For additional study of unsupervised learning, Alok Malik and Bradford Tuckfield offer Applied Unsupervised Learning with R (Malik and Tuckfield 2019). With a focus on professional applications, the authors provide more details regarding clustering and principal components than we attempt to complete here. They also include additional methods, such as data comparison and anomaly detection, all executed using R.

In terms of supervised learning, Max Kuhn and Kjell Johnson produced the text Applied Predictive Modeling (Kuhn and Johnson 2013). After a brief introduction to the modeling process, the authors outline both regression and classification models. As the title suggests, the focus remains on applications with real-world data for which the primary objective is prediction accuracy. The text employs R as the exemplar coding language.

For a rapid introduction to machine learning, Andriy Burkov offers The Hundred-Page Machine Learning Book (Burkov 2019). The text outlines the most common methods and tools currently employed by practitioners, along with links to deeper study in each topic. Thus, the reader may “choose their own adventure” in terms of the depth of individual topics. Though mathematically dense, the book is well-written and offers a great deal of flexibility in its use.

References

Burkov, Andriy. 2019. The Hundred-Page Machine Learning Book. Self-published.
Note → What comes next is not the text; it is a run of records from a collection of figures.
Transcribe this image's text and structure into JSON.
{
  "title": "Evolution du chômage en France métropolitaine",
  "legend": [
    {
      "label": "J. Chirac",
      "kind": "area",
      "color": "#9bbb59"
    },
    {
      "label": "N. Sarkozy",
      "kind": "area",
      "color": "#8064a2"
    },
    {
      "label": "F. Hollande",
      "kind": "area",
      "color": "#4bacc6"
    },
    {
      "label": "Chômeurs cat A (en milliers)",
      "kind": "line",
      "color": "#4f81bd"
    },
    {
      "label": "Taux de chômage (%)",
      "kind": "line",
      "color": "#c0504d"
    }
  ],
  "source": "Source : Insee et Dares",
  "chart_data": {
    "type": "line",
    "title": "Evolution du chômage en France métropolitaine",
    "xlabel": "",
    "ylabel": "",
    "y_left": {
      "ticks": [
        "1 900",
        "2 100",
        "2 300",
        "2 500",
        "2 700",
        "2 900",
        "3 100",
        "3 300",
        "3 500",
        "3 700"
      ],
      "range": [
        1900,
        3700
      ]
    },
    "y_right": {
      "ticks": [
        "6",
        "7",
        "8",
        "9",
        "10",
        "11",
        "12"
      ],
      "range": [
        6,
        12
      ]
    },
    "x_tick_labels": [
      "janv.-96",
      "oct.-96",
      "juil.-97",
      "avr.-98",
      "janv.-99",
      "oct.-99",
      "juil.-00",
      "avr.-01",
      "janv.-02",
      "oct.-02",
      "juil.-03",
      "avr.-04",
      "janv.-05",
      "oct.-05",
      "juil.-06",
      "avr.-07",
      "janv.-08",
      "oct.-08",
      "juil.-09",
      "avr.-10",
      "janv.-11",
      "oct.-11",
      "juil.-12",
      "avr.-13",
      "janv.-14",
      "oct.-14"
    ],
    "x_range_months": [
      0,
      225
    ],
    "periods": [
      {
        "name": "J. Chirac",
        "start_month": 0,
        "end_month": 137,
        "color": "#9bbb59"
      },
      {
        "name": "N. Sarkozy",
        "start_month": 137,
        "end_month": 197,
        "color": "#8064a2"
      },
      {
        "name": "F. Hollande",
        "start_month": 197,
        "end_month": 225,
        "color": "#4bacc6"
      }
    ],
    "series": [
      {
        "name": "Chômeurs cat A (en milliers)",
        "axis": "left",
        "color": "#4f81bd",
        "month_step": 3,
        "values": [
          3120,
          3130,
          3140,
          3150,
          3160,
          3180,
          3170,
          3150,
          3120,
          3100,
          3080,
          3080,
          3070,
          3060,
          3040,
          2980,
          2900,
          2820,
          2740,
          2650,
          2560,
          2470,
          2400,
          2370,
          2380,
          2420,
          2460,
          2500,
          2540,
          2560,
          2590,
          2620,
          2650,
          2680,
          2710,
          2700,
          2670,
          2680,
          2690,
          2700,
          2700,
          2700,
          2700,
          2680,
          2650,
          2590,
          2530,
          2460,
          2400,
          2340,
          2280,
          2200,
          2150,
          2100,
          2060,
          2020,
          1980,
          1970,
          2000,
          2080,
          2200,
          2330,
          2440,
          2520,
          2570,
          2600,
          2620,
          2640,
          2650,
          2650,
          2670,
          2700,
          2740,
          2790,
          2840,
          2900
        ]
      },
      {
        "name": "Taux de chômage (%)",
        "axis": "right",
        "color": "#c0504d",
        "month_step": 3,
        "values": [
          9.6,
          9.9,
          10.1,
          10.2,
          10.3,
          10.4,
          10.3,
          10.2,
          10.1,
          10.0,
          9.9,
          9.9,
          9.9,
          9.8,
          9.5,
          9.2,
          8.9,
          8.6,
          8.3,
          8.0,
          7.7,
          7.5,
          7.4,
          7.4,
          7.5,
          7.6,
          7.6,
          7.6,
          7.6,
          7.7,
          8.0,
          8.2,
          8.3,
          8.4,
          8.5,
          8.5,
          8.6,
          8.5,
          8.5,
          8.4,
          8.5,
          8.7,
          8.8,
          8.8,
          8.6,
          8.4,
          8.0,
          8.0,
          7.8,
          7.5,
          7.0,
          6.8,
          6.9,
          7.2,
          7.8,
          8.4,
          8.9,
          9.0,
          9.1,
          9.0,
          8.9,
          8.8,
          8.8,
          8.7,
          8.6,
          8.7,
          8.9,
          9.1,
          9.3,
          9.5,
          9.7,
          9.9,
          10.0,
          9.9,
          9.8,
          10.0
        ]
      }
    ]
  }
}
James, Gareth et al. 2013. An Introduction to Statistical Learning. Springer.

Koklu, Murat et al. 2021. “The Use of Machine Learning Methods in Classification of Pumpkin Seeds.” Genetic Resources and Crop Evolution 68 (7).

Koklu, Murat, and Yavuz Selim Taspinar. 2021. “Determining the Extinguishing Status of Fuel Flames with Sound Wave by Machine Learning Methods.” IEEE Access 9 (1).

Kuhn, Max, and Kjell Johnson. 2013. Applied Predictive Modeling. Springer.

Malik, Alok, and Bradford Tuckfield. 2019. Applied Unsupervised Learning with r. Packt Publishing.

Street, W. Nick et al. 1993. “Nuclear Feature Extraction for Breast Tumor Diagnosis.” Biomedical Image Processing and Biomedical Visualization 1905 (1).